As in Felipe's answer, one should really ask for the number of solutions as a function of the rank of the unit group, not the degree of the number field. More generally the question can be posed for $S$-units, where the rank is $s-1$ with $s=\#S$. Then even working over $\mathbb Z_S$ is very interesting. For $\mathbb Z_S^*$ it is known that the number of solutions is bounded by $C^s$ for some absolute constant $C$. (This is due to Evertse [1].) In the reverse direction, which is maybe more relevant to your question, there is a paper of Erdos, Stewart, and Tijdeman [2] in which they prove that there exist arbitrarily large finite sets of primes $S$ such that $u+v=1$ has at least $C^{s^{1/2-\epsilon}}$ solutions in $\mathbb Z_S^*$. They also present some heuristic evidence suggesting that the correct upper and lower bounds should be $C^{s^{2/3\pm\epsilon}}$. Extrapolating, this suggests that there should be number fields of arbitrarily high degree $n$ with at least $C^{n^{2/3-\epsilon}}$ solutions in $O_K^*$, but only finitely many with $C^{n^{2/3+\epsilon}}$ solutions.
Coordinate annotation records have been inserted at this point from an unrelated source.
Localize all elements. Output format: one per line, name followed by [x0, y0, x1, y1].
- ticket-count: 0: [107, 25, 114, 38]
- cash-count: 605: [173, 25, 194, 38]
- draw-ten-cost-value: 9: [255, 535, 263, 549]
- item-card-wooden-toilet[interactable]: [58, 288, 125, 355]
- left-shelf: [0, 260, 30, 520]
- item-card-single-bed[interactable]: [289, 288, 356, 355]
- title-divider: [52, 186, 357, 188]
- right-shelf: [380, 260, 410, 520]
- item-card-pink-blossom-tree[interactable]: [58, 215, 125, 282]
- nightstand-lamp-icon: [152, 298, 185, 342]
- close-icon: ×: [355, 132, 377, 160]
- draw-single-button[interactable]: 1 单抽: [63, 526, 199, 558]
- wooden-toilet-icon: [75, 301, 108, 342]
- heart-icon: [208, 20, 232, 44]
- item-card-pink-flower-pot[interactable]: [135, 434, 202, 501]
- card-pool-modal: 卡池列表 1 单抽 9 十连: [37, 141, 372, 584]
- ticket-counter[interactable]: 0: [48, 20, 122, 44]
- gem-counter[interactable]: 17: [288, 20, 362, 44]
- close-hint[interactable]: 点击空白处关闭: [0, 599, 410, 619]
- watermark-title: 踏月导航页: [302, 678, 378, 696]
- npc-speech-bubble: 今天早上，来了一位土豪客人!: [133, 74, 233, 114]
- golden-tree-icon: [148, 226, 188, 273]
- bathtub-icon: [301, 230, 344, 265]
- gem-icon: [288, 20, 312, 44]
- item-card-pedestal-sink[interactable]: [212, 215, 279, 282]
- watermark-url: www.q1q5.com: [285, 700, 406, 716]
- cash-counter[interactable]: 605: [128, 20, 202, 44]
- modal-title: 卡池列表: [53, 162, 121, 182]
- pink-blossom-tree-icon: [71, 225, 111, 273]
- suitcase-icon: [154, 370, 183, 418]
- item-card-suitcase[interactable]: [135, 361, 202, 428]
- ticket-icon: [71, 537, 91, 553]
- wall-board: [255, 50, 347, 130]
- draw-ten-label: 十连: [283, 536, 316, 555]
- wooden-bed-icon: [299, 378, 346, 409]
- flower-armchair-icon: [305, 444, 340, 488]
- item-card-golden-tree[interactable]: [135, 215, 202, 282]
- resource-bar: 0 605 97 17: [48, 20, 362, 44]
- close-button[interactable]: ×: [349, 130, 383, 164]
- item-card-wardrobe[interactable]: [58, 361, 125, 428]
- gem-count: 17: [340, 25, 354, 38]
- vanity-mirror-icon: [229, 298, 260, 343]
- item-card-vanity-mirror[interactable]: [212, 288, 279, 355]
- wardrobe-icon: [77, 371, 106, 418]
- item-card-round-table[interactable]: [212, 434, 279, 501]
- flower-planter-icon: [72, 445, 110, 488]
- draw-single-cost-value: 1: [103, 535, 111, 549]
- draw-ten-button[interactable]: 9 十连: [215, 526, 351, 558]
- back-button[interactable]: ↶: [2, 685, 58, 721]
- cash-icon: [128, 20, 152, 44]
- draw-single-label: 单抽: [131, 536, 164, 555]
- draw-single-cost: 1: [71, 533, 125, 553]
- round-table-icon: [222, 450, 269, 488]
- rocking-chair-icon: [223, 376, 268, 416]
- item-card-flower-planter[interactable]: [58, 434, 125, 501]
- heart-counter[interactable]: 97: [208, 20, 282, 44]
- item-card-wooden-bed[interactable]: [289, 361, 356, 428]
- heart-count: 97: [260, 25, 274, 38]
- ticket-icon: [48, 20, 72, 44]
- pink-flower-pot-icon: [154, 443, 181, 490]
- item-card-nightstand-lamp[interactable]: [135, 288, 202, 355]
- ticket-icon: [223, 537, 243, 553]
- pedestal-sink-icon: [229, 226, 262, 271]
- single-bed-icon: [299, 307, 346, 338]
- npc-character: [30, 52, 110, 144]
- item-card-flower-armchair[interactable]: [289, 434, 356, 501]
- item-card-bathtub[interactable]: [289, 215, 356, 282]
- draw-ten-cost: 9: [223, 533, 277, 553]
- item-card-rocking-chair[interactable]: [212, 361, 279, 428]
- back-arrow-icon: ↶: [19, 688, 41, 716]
Addendum Lucia has pointed out that Konyagin and Soundararajan [3] have improved [2] by showing that there are arbitrarily large sets of rational primes $S$ so that the unit equation has $C^{s^{2-\sqrt2-\epsilon}}$ solutions in $\mathbb Z_S^*$. Note that $2-\sqrt2\approx 0.586$ is roughly halfway between $\frac12$ and $\frac23$, since $\frac12(\frac12+\frac23)\approx0.583$.
[1] J.-H. Evertse, MR 735341 On equations in $S$-units and the Thue-Mahler equation, Invent. Math. 75 (1984), no. 3, 561--584.
[2] P. Erdös, C. L. Stewart, and R. Tijdeman, MR 937987 Some Diophantine equations with many solutions, Compositio Math. 66 (1988), no. 1, 37--56.
[3] S. Konyagin and K. Soundararajan, MR 2321000 Two $S$-unit equations with many solutions, J. Number Theory 124 (2007), no. 1, 193--199.